Healthcare rally held to support Affordable Care Act

RiverStone Health Center hosted a round table Thursday morning to discuss the importance of the Affordable Care Act to Montanan's access to healthcare.

The bus is making it's way around the country to lead conversations about why they believe it's important to keep the Affordable Care Act. The meeting focused on the increased quantity and quality of health care provided to all Montanan's as a result of the current act.

"We've seen a drop in our uninsured patients in 2013 our uninsured patients were about 51 percent of our patient  population. In 2017 last year, 21 percent of our patients were uninsured," said Barb Shneerman from RiverStone Health Center. 

On the bus making its stop in Billings is Laura Packard. Last July, Packard walked into a doctor with a cough and was diagnosed with stage four cancer. 

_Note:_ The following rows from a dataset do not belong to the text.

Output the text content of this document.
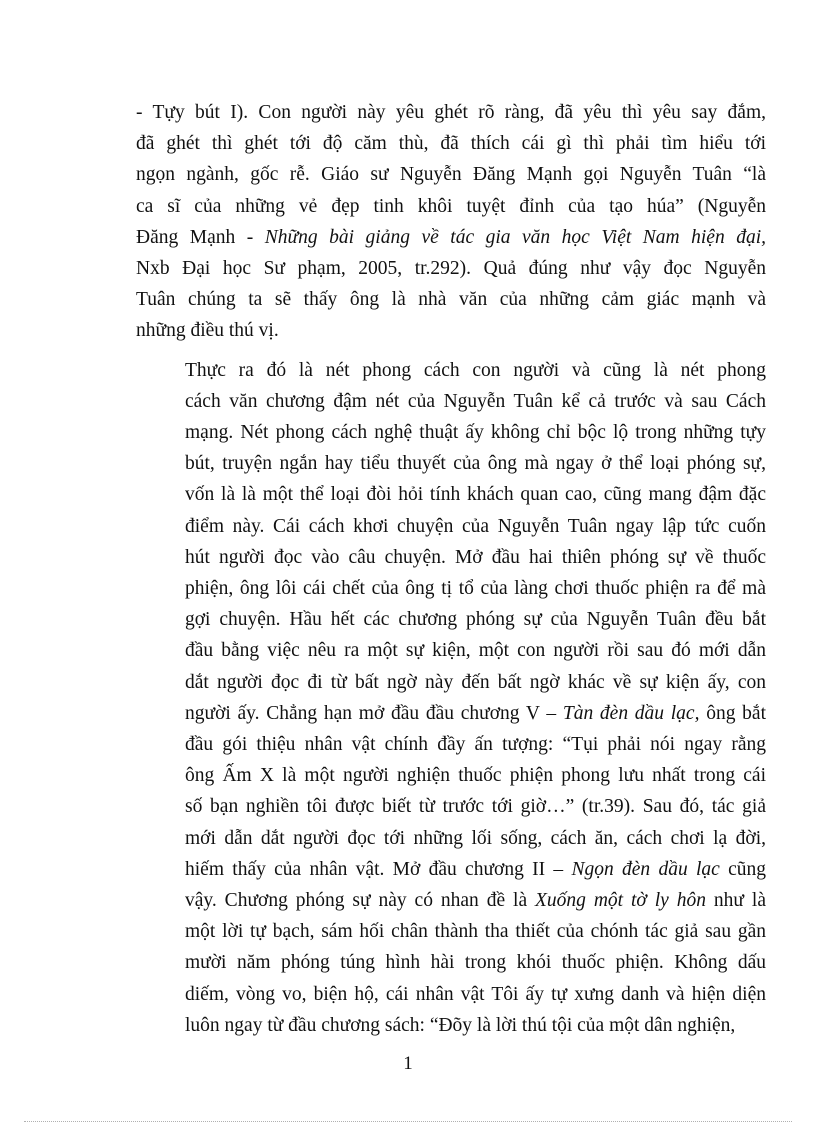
- Tựy bút I). Con người này yêu ghét rõ ràng, đã yêu thì yêu say đắm,
đã ghét thì ghét tới độ căm thù, đã thích cái gì thì phải tìm hiểu tới
ngọn ngành, gốc rễ. Giáo sư Nguyễn Đăng Mạnh gọi Nguyễn Tuân “là
ca sĩ của những vẻ đẹp tinh khôi tuyệt đỉnh của tạo húa” (Nguyễn
Đăng Mạnh - Những bài giảng về tác gia văn học Việt Nam hiện đại,
Nxb Đại học Sư phạm, 2005, tr.292). Quả đúng như vậy đọc Nguyễn
Tuân chúng ta sẽ thấy ông là nhà văn của những cảm giác mạnh và
những điều thú vị.

Thực ra đó là nét phong cách con người và cũng là nét phong
cách văn chương đậm nét của Nguyễn Tuân kể cả trước và sau Cách
mạng. Nét phong cách nghệ thuật ấy không chỉ bộc lộ trong những tựy
bút, truyện ngắn hay tiểu thuyết của ông mà ngay ở thể loại phóng sự,
vốn là là một thể loại đòi hỏi tính khách quan cao, cũng mang đậm đặc
điểm này. Cái cách khơi chuyện của Nguyễn Tuân ngay lập tức cuốn
hút người đọc vào câu chuyện. Mở đầu hai thiên phóng sự về thuốc
phiện, ông lôi cái chết của ông tị tổ của làng chơi thuốc phiện ra để mà
gợi chuyện. Hầu hết các chương phóng sự của Nguyễn Tuân đều bắt
đầu bằng việc nêu ra một sự kiện, một con người rồi sau đó mới dẫn
dắt người đọc đi từ bất ngờ này đến bất ngờ khác về sự kiện ấy, con
người ấy. Chẳng hạn mở đầu đầu chương V – Tàn đèn dầu lạc, ông bắt
đầu gói thiệu nhân vật chính đầy ấn tượng: “Tụi phải nói ngay rằng
ông Ấm X là một người nghiện thuốc phiện phong lưu nhất trong cái
số bạn nghiền tôi được biết từ trước tới giờ…” (tr.39). Sau đó, tác giả
mới dẫn dắt người đọc tới những lối sống, cách ăn, cách chơi lạ đời,
hiếm thấy của nhân vật. Mở đầu chương II – Ngọn đèn dầu lạc cũng
vậy. Chương phóng sự này có nhan đề là Xuống một tờ ly hôn như là
một lời tự bạch, sám hối chân thành tha thiết của chónh tác giả sau gần
mười năm phóng túng hình hài trong khói thuốc phiện. Không dấu
diếm, vòng vo, biện hộ, cái nhân vật Tôi ấy tự xưng danh và hiện diện
luôn ngay từ đầu chương sách: “Đõy là lời thú tội của một dân nghiện,

1
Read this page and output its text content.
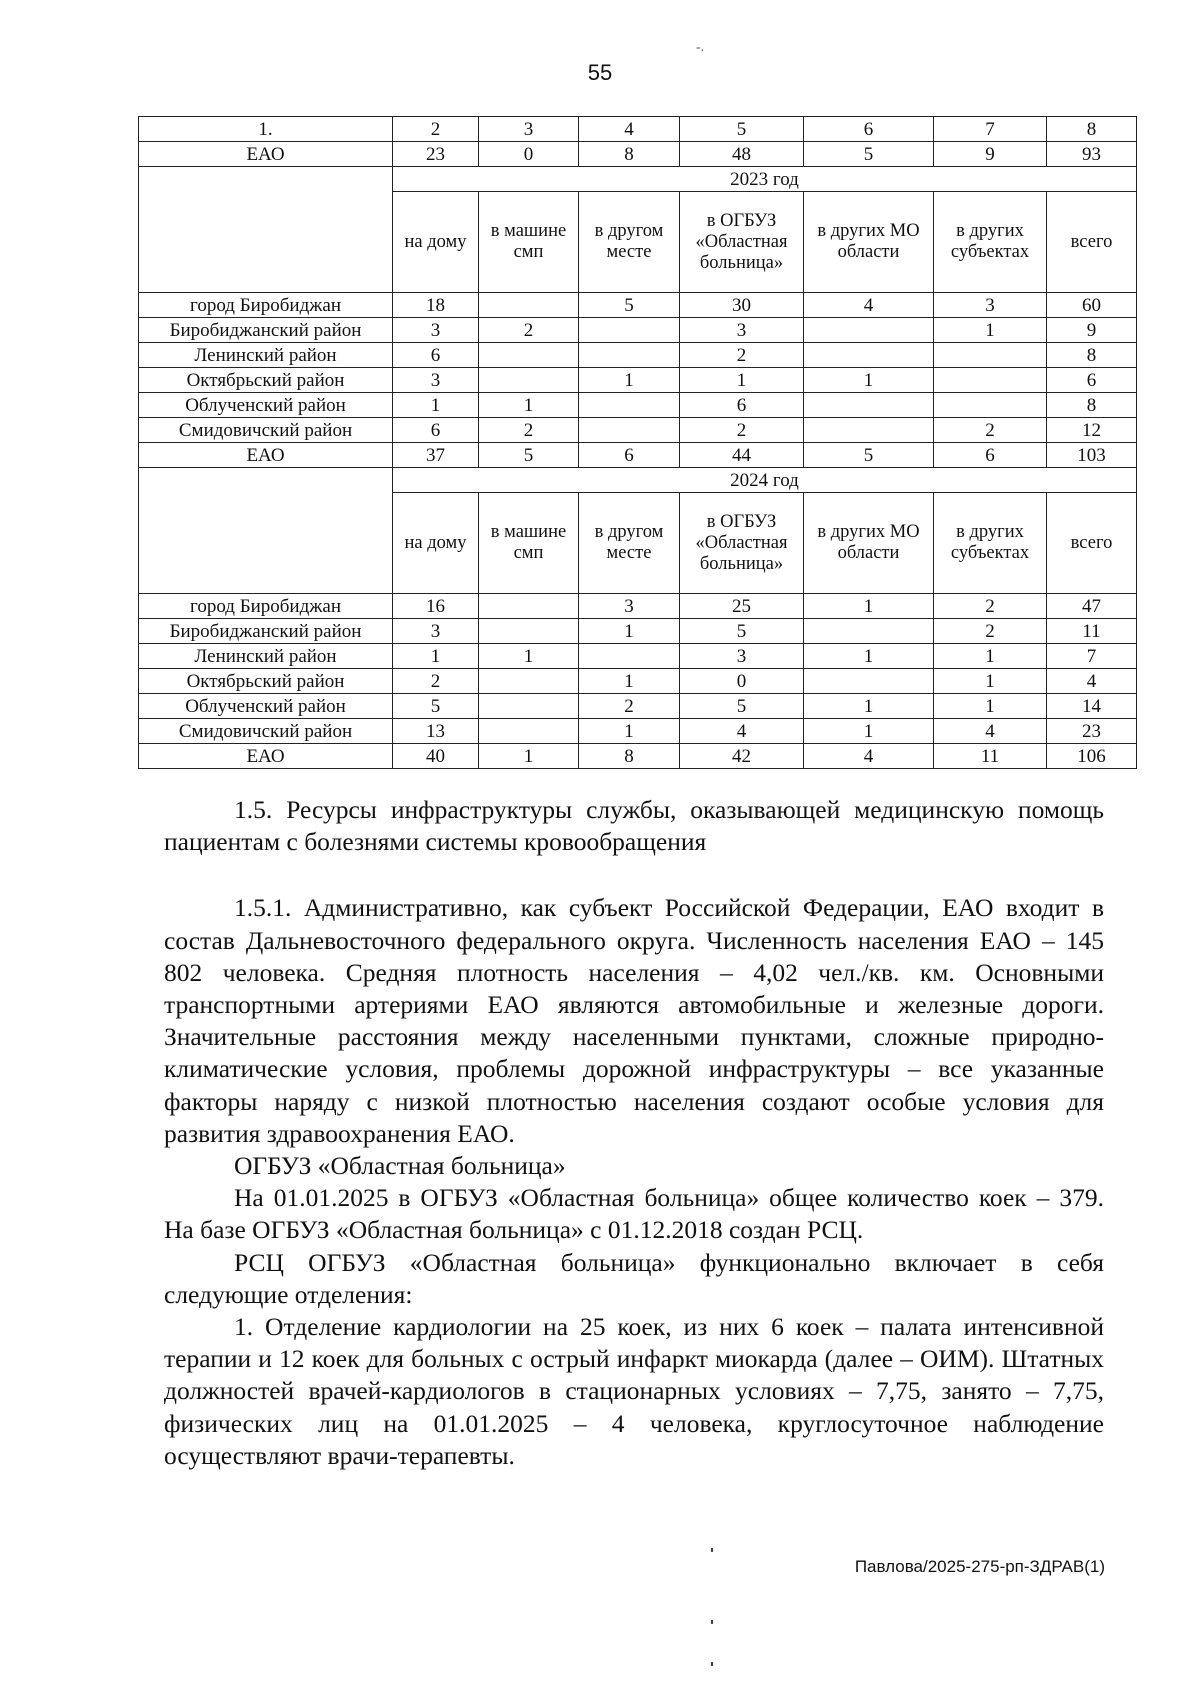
-.
55
1.	2	3	4	5	6	7	8
ЕАО	23	0	8	48	5	9	93
	2023 год						
	на дому	в машине смп	в другом месте	в ОГБУЗ «Областная больница»	в других МО области	в других субъектах	всего
город Биробиджан	18		5	30	4	3	60
Биробиджанский район	3	2		3		1	9
Ленинский район	6			2			8
Октябрьский район	3		1	1	1		6
Облученский район	1	1		6			8
Смидовичский район	6	2		2		2	12
ЕАО	37	5	6	44	5	6	103
	2024 год						
	на дому	в машине смп	в другом месте	в ОГБУЗ «Областная больница»	в других МО области	в других субъектах	всего
город Биробиджан	16		3	25	1	2	47
Биробиджанский район	3		1	5		2	11
Ленинский район	1	1		3	1	1	7
Октябрьский район	2		1	0		1	4
Облученский район	5		2	5	1	1	14
Смидовичский район	13		1	4	1	4	23
ЕАО	40	1	8	42	4	11	106

1.5. Ресурсы инфраструктуры службы, оказывающей медицинскую помощь пациентам с болезнями системы кровообращения

1.5.1. Административно, как субъект Российской Федерации, ЕАО входит в состав Дальневосточного федерального округа. Численность населения ЕАО – 145 802 человека. Средняя плотность населения – 4,02 чел./кв. км. Основными транспортными артериями ЕАО являются автомобильные и железные дороги. Значительные расстояния между населенными пунктами, сложные природно-климатические условия, проблемы дорожной инфраструктуры – все указанные факторы наряду с низкой плотностью населения создают особые условия для развития здравоохранения ЕАО.

ОГБУЗ «Областная больница»

На 01.01.2025 в ОГБУЗ «Областная больница» общее количество коек – 379. На базе ОГБУЗ «Областная больница» с 01.12.2018 создан РСЦ.

РСЦ ОГБУЗ «Областная больница» функционально включает в себя следующие отделения:

1. Отделение кардиологии на 25 коек, из них 6 коек – палата интенсивной терапии и 12 коек для больных с острый инфаркт миокарда (далее – ОИМ). Штатных должностей врачей-кардиологов в стационарных условиях – 7,75, занято – 7,75, физических лиц на 01.01.2025 – 4 человека, круглосуточное наблюдение осуществляют врачи-терапевты.

Павлова/2025-275-рп-ЗДРАВ(1)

"I am on the bus traveling across the country to 24 states 11,000 miles sharing my story because the affordable care act saved my life its important that people know that real people's lives are at stake," said Packard. 

Packard along with regional health care officials and State Representative Kathy Kelker, voiced their concerns about the type of care being provided to those with chronic and pre-existing conditions if the affordable care act is repealed. Senator Jon Tester provided a statement to voice his support for the panel saying,

"...there are politicians back in Washington and some even closer to home who are actively trying to raise costs rip away Montana's health care and take us back to the old days. they want to give insurance companies the power again to -- -deny folks health care coverage if they have a pre existing conditions like high blood pressure, cancer or diabetes. they are trying to push Montanans towards junk insurance plans that cost money but don't provide any coverage that is why they are called junk plans. we owe it to our family and neighbors to fight back..."

Matt Rosendale expressed his issues with the Affordable Care Act and addressed the concerns of those with pre-existing conditions.

"When we started hearing about increases in health insurance rates that is a direct result of Obamacare that Jon tester brought to us. when i was sworn in as state auditor the first thing i did was try to bring a program forward to  cover pre existing and chronic conditions for the people of Montana and make sure they had as many options as possible to accommodate their health care needs in a way that recognizes their individual budgets their personal health care needs and their personal choices."